Where, and What, Is Charlotte’s Culture?
It may well lie with people like David Butler
David Butler, a Charlotte e-commerce manager, photographer, and nonprofit leader, tweeted something in May that made plenty of people around town—and the City of Charlotte—take notice. “#Charlotte is like the nerd girl in a cliché high school movie,” Butler said, “that could be bad if she took the glasses off and let her hair down.”
It was an “assessment of the culture,” as #discussCLT podcast co-host Andy Smith labeled it during the latest episode, and the response to it suggests that Butler, a 26-year-old Charlotte native, nailed something essential about the city’s cultural character. “There are a lot of people who share the same sentiment. I think everybody loves Charlotte for the potential of Charlotte,” he said during the episode. That means, of course, that the potential remains unrealized.

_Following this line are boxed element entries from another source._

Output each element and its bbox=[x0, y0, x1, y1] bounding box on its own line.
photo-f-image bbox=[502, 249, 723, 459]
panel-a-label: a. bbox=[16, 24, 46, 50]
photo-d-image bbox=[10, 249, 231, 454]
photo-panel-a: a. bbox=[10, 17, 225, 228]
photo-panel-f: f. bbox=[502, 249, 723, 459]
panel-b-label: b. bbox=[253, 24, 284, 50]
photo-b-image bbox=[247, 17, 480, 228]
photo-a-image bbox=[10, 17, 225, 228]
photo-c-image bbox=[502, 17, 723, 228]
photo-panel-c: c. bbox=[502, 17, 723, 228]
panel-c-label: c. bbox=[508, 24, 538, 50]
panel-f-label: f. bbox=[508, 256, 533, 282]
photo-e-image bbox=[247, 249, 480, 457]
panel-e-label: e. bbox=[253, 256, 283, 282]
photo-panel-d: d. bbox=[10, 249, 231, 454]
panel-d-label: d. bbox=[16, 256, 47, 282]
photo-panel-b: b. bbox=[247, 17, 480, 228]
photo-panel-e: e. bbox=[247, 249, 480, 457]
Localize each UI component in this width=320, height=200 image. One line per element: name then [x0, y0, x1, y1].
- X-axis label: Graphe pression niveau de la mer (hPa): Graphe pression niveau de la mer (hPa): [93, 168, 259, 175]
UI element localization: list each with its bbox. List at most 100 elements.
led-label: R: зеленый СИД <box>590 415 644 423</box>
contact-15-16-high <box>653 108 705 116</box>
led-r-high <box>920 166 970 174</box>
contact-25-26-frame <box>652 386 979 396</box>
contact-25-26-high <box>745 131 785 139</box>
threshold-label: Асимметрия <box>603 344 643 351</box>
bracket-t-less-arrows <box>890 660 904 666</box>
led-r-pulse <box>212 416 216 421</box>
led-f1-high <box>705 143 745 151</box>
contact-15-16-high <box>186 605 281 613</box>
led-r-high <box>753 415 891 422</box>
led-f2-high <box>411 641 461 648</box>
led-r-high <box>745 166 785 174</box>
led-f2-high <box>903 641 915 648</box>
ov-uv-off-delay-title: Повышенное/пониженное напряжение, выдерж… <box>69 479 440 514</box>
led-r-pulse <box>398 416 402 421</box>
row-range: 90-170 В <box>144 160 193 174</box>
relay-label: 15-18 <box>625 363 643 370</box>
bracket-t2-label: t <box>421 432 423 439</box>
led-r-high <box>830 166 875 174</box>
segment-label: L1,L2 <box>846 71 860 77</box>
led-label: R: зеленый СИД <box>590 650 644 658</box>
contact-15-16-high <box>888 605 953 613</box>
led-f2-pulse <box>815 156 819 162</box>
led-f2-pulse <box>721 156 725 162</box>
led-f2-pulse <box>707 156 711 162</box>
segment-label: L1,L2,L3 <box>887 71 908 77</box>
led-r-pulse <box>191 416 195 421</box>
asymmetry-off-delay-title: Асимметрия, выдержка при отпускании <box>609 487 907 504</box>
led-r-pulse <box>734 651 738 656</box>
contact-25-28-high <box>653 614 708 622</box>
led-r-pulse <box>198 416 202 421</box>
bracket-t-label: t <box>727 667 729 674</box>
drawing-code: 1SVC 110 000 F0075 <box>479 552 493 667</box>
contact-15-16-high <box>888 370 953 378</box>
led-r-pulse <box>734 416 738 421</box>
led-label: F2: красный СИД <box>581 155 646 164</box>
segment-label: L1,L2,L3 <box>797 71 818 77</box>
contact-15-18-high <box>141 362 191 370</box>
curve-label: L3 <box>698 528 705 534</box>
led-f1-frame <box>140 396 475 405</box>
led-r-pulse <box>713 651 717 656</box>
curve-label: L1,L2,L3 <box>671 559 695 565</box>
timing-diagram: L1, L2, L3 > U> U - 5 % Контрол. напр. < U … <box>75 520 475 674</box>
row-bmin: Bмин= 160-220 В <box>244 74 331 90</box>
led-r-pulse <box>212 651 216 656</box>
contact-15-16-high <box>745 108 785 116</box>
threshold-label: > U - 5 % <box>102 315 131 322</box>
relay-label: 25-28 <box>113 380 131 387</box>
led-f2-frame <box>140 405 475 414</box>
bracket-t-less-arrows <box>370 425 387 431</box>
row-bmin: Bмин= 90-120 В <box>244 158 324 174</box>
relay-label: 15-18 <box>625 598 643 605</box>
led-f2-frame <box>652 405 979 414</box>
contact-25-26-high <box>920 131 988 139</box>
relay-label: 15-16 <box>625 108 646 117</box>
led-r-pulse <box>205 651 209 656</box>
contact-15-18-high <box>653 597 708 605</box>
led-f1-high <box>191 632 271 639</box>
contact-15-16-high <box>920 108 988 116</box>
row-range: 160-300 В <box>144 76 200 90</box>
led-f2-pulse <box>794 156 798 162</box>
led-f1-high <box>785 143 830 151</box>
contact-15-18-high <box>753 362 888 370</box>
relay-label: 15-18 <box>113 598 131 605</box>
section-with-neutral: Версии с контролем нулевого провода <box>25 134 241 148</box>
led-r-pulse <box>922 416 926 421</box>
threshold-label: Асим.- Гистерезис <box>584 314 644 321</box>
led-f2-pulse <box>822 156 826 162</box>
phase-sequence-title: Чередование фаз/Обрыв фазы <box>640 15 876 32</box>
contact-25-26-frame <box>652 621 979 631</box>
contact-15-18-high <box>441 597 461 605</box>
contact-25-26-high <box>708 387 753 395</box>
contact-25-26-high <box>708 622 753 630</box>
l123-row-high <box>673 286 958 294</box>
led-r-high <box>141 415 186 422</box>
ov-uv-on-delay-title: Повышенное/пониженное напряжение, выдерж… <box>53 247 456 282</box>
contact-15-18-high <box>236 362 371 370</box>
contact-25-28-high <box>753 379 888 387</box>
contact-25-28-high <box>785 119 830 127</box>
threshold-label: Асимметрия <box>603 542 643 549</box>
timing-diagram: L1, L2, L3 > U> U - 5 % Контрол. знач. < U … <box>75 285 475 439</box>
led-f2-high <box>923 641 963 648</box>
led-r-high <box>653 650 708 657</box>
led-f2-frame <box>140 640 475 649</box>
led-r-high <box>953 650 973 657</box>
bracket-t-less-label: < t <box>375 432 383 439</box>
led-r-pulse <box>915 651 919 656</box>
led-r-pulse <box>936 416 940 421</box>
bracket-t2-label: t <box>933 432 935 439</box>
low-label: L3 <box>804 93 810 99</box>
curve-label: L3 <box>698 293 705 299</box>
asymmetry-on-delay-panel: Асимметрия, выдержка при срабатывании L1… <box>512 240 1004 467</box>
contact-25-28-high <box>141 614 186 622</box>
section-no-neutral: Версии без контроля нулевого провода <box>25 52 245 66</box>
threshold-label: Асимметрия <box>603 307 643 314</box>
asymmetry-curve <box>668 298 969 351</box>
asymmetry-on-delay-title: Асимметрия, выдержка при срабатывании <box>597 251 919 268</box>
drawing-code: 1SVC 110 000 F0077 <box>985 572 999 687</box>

“We’re terrible ambassadors for ourselves,” Smith said.
“I think Charlotte has trouble telling its own story,” Butler responded, “because we’ve erased so much of it.”
That’s one of the most common complaints about Charlotte, although it’s an oversimplification and not entirely true: that it’s a town so busy embracing the new that it’s ignored the value of the old—the kind of established culture that can lend a city its own unique character. Leaders in the city have taken steps to correct that—the Levine Center For the Arts is one example—but cultural advances in this town, especially in the last few years, have often occurred amid the noise of front-end loaders and underneath the shadows of construction cranes.
If Charlotte has a more nuanced, more culturally aware future, Butler is likely to be a big part of it. He says he lives and works “at the intersection of creativity, problem solving, and good business,” three areas that don’t automatically connect. But through his involvement with the arts and education nonprofit A.Bevy Inc.; the fashion company The Whitaker Grp; and a range of community activities in Charlotte, Butler’s trying to dissolve the hard lines that have sometimes separated arts and culture from business and both of them from community activism. They’re all connected. Why not carve out a space in all of them?
It’s “a matter of intentionality,” he said. It’s something he’s familiar with. David W. Butler High School in Matthews is named after Butler’s father, a career teacher and coach who 20 years ago died after he rescued his wife and young David from a house fire. Butler’s mother is a career educator as well—but the younger David Butler chose another path, graduating from Winston-Salem State in 2013 with a degree in business administration and management.
Artists who depend on their art to make a living, he said, can benefit from an understanding of how business works. But a city that depends entirely on business growth for its identity misses out on community character, history, and quality of life, things that don’t necessarily produce Return On Investment you can spreadsheet and produce at a quarterly shareholders’ meeting. “ROI doesn’t always have to be sold as a feeling,” he said. “You can quantify it, and value doesn’t always have to be monetary.” And business, you might add, doesn’t have to concern itself solely with making money. It can help build a culture in which the business, and employees and consumers, can flourish.